Today is World AIDS Day, and there is much to be grateful for (advances in care), much to do (supporting those with HIV, educating people about it), and much to know.
This year’s theme for World Aids Day is Focus, Partner and Achieve. Dr. Ronald Valdiserri, director of the Office of HIV/AIDS and Infections Disease Policy, said the intent is to focus on areas of the world that bear the most burden from AIDS; build partnerships among advocates, doctors and community; and achieve an end to this epidemic.
As NYSUT’s many health care professionals in schools, colleges, hospitals and home care know, getting and keeping people in HIV medical care saves lives. The Center for Disease Control reminds us that doctors, nurses, and others working in health care systems can:
- Test patients for HIV as a regular part of medical care.
- Counsel patients who do not have HIV on how to prevent it.
- Make sure people living with HIV are prescribed and take HIV medicines, stay in care and get supportive services such as nutrition, housing, or mental health services.
- Work with health departments to get and keep people in HIV medical care.
Those of us who are not in the health field can take action as well.

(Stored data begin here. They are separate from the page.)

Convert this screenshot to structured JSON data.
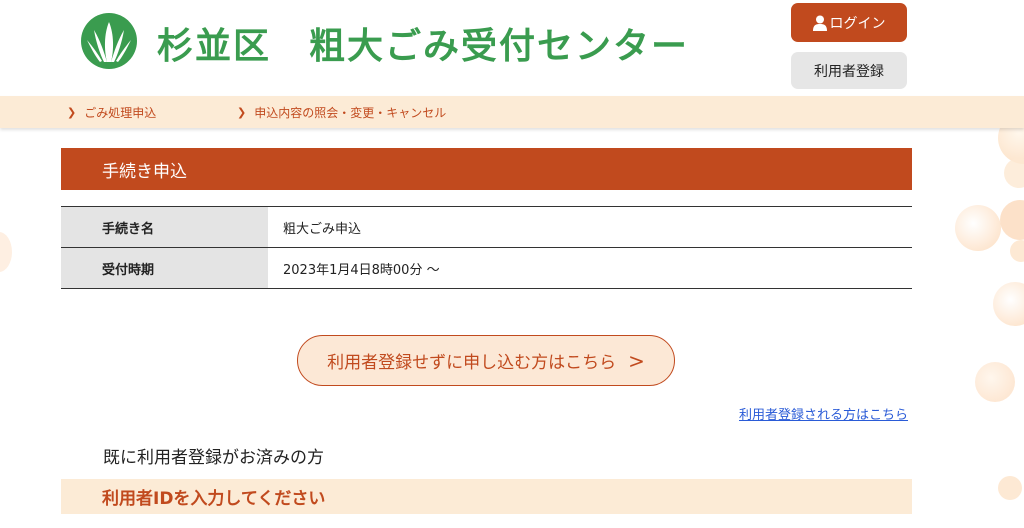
{
  "header": {
    "site_title": "杉並区　粗大ごみ受付センター",
    "logo_icon": "suginami-logo-icon",
    "login_label": "ログイン",
    "register_label": "利用者登録"
  },
  "nav": {
    "items": [
      {
        "label": "ごみ処理申込"
      },
      {
        "label": "申込内容の照会・変更・キャンセル"
      }
    ]
  },
  "section": {
    "title": "手続き申込"
  },
  "info_table": {
    "rows": [
      {
        "label": "手続き名",
        "value": "粗大ごみ申込"
      },
      {
        "label": "受付時期",
        "value": "2023年1月4日8時00分 〜"
      }
    ]
  },
  "actions": {
    "no_register_label": "利用者登録せずに申し込む方はこちら",
    "no_register_arrow": ">",
    "register_link": "利用者登録される方はこちら"
  },
  "login_area": {
    "already_registered": "既に利用者登録がお済みの方",
    "enter_id": "利用者IDを入力してください"
  },
  "colors": {
    "accent": "#c14a1e",
    "brand_green": "#3a9c4f",
    "nav_bg": "#fcebd6",
    "link": "#2a5bd7"
  }
}
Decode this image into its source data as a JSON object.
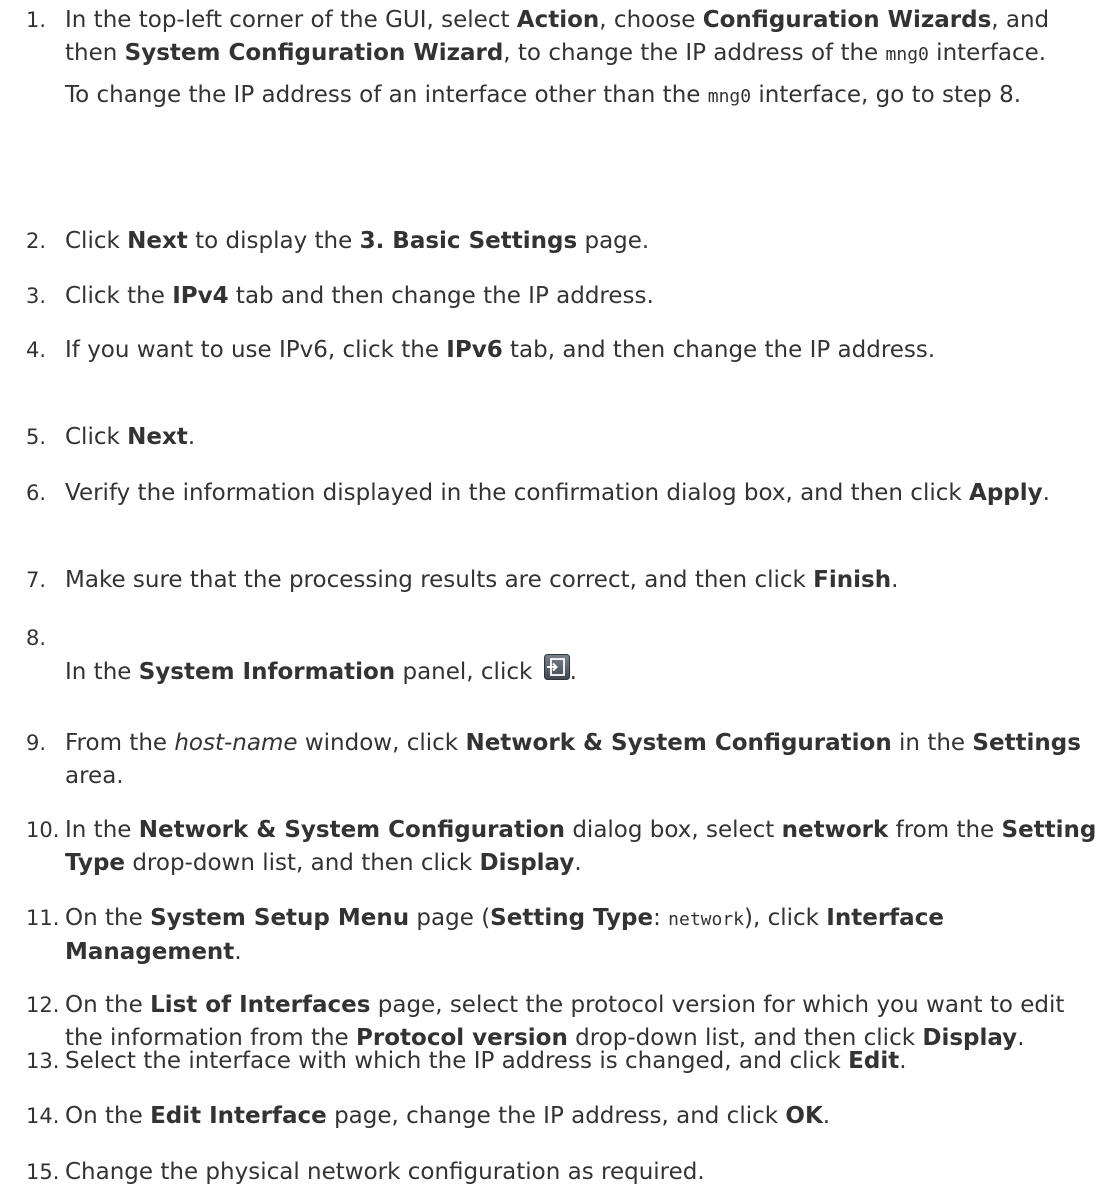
{
  "steps": [
    {
      "number": "1.",
      "paragraphs": [
        [
          {
            "t": "In the top-left corner of the GUI, select "
          },
          {
            "t": "Action",
            "s": "b"
          },
          {
            "t": ", choose "
          },
          {
            "t": "Configuration Wizards",
            "s": "b"
          },
          {
            "t": ", and then "
          },
          {
            "t": "System Configuration Wizard",
            "s": "b"
          },
          {
            "t": ", to change the IP address of the "
          },
          {
            "t": "mng0",
            "s": "code"
          },
          {
            "t": " interface."
          }
        ],
        [
          {
            "t": "To change the IP address of an interface other than the "
          },
          {
            "t": "mng0",
            "s": "code"
          },
          {
            "t": " interface, go to step 8."
          }
        ]
      ]
    },
    {
      "number": "2.",
      "paragraphs": [
        [
          {
            "t": "Click "
          },
          {
            "t": "Next",
            "s": "b"
          },
          {
            "t": " to display the "
          },
          {
            "t": "3. Basic Settings",
            "s": "b"
          },
          {
            "t": " page."
          }
        ]
      ]
    },
    {
      "number": "3.",
      "paragraphs": [
        [
          {
            "t": "Click the "
          },
          {
            "t": "IPv4",
            "s": "b"
          },
          {
            "t": " tab and then change the IP address."
          }
        ]
      ]
    },
    {
      "number": "4.",
      "paragraphs": [
        [
          {
            "t": "If you want to use IPv6, click the "
          },
          {
            "t": "IPv6",
            "s": "b"
          },
          {
            "t": " tab, and then change the IP address."
          }
        ]
      ]
    },
    {
      "number": "5.",
      "paragraphs": [
        [
          {
            "t": "Click "
          },
          {
            "t": "Next",
            "s": "b"
          },
          {
            "t": "."
          }
        ]
      ]
    },
    {
      "number": "6.",
      "paragraphs": [
        [
          {
            "t": "Verify the information displayed in the confirmation dialog box, and then click "
          },
          {
            "t": "Apply",
            "s": "b"
          },
          {
            "t": "."
          }
        ]
      ]
    },
    {
      "number": "7.",
      "paragraphs": [
        [
          {
            "t": "Make sure that the processing results are correct, and then click "
          },
          {
            "t": "Finish",
            "s": "b"
          },
          {
            "t": "."
          }
        ]
      ]
    },
    {
      "number": "8.",
      "paragraphs": [
        [
          {
            "t": "In the "
          },
          {
            "t": "System Information",
            "s": "b"
          },
          {
            "t": " panel, click "
          },
          {
            "icon": "exit-icon"
          },
          {
            "t": "."
          }
        ]
      ]
    },
    {
      "number": "9.",
      "paragraphs": [
        [
          {
            "t": "From the "
          },
          {
            "t": "host-name",
            "s": "i"
          },
          {
            "t": " window, click "
          },
          {
            "t": "Network & System Configuration",
            "s": "b"
          },
          {
            "t": " in the "
          },
          {
            "t": "Settings",
            "s": "b"
          },
          {
            "t": " area."
          }
        ]
      ]
    },
    {
      "number": "10.",
      "paragraphs": [
        [
          {
            "t": "In the "
          },
          {
            "t": "Network & System Configuration",
            "s": "b"
          },
          {
            "t": " dialog box, select "
          },
          {
            "t": "network",
            "s": "b"
          },
          {
            "t": " from the "
          },
          {
            "t": "Setting Type",
            "s": "b"
          },
          {
            "t": " drop-down list, and then click "
          },
          {
            "t": "Display",
            "s": "b"
          },
          {
            "t": "."
          }
        ]
      ]
    },
    {
      "number": "11.",
      "paragraphs": [
        [
          {
            "t": "On the "
          },
          {
            "t": "System Setup Menu",
            "s": "b"
          },
          {
            "t": " page ("
          },
          {
            "t": "Setting Type",
            "s": "b"
          },
          {
            "t": ": "
          },
          {
            "t": "network",
            "s": "code"
          },
          {
            "t": "), click "
          },
          {
            "t": "Interface Management",
            "s": "b"
          },
          {
            "t": "."
          }
        ]
      ]
    },
    {
      "number": "12.",
      "paragraphs": [
        [
          {
            "t": "On the "
          },
          {
            "t": "List of Interfaces",
            "s": "b"
          },
          {
            "t": " page, select the protocol version for which you want to edit the information from the "
          },
          {
            "t": "Protocol version",
            "s": "b"
          },
          {
            "t": " drop-down list, and then click "
          },
          {
            "t": "Display",
            "s": "b"
          },
          {
            "t": "."
          }
        ]
      ]
    },
    {
      "number": "13.",
      "paragraphs": [
        [
          {
            "t": "Select the interface with which the IP address is changed, and click "
          },
          {
            "t": "Edit",
            "s": "b"
          },
          {
            "t": "."
          }
        ]
      ]
    },
    {
      "number": "14.",
      "paragraphs": [
        [
          {
            "t": "On the "
          },
          {
            "t": "Edit Interface",
            "s": "b"
          },
          {
            "t": " page, change the IP address, and click "
          },
          {
            "t": "OK",
            "s": "b"
          },
          {
            "t": "."
          }
        ]
      ]
    },
    {
      "number": "15.",
      "paragraphs": [
        [
          {
            "t": "Change the physical network configuration as required."
          }
        ]
      ]
    }
  ]
}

“World Aids Day is a time for recommitment,” said Catalina Fortina, NYSUT vice president. “We should continue advocacy to make sure people living with HIV/AIDS get services and full support.We may have children in our classroom who have parents or family members living with this illness.”
At the lesson plan site of the American Federation of Teachers, Share My Lesson, teachers can help high school students understand and learn about AIDS through “Asmina’s Story.” Asmina is a girl who became an orphan when her parents died of AIDS.
How to help? Here’s one idea: NYSUT staff recently contributed to a blanket drive to gather lap blankets for The Damien Center in Albany, N.Y.; a resource and activity center for people with HIV and AIDS. Among other offerings, they provide community meals and grocery education program. Search for a center near you that may have its own wish list.
Are you an animal lover? So are many people with HIV/AIDS – for some people that tail-wagging puppy is their only or primary companion. At PAWS, services include in-home pet care, dog walking, veterinary care, or transportation. The idea is to help those with this illness continue to keep their pets with them. Search for a program like this near you — donate time or money, as did NYSUT staff in a fundraiser.
By the numbers
According to the CDC, in 2011, more than 1.2 million people were living with HIV in the US.
4 in 10
Only 4 in 10 people living with HIV were in HIV medical care.
3 in 10
Only 3 in 10 people living with HIV achieved viral suppression.
Taking HIV medicines allows people living with HIV to have nearly normal lifespans and greatly reduces their chances of transmitting the virus, reports the CDC. Only 30% of all people living with HIV have this viral suppression. However — if they are in HIV medical care, 76% of people achieve that viral suppression.
“We should continue to lobby for support, including social services, for people with HIV/AIDS,” said Fortino.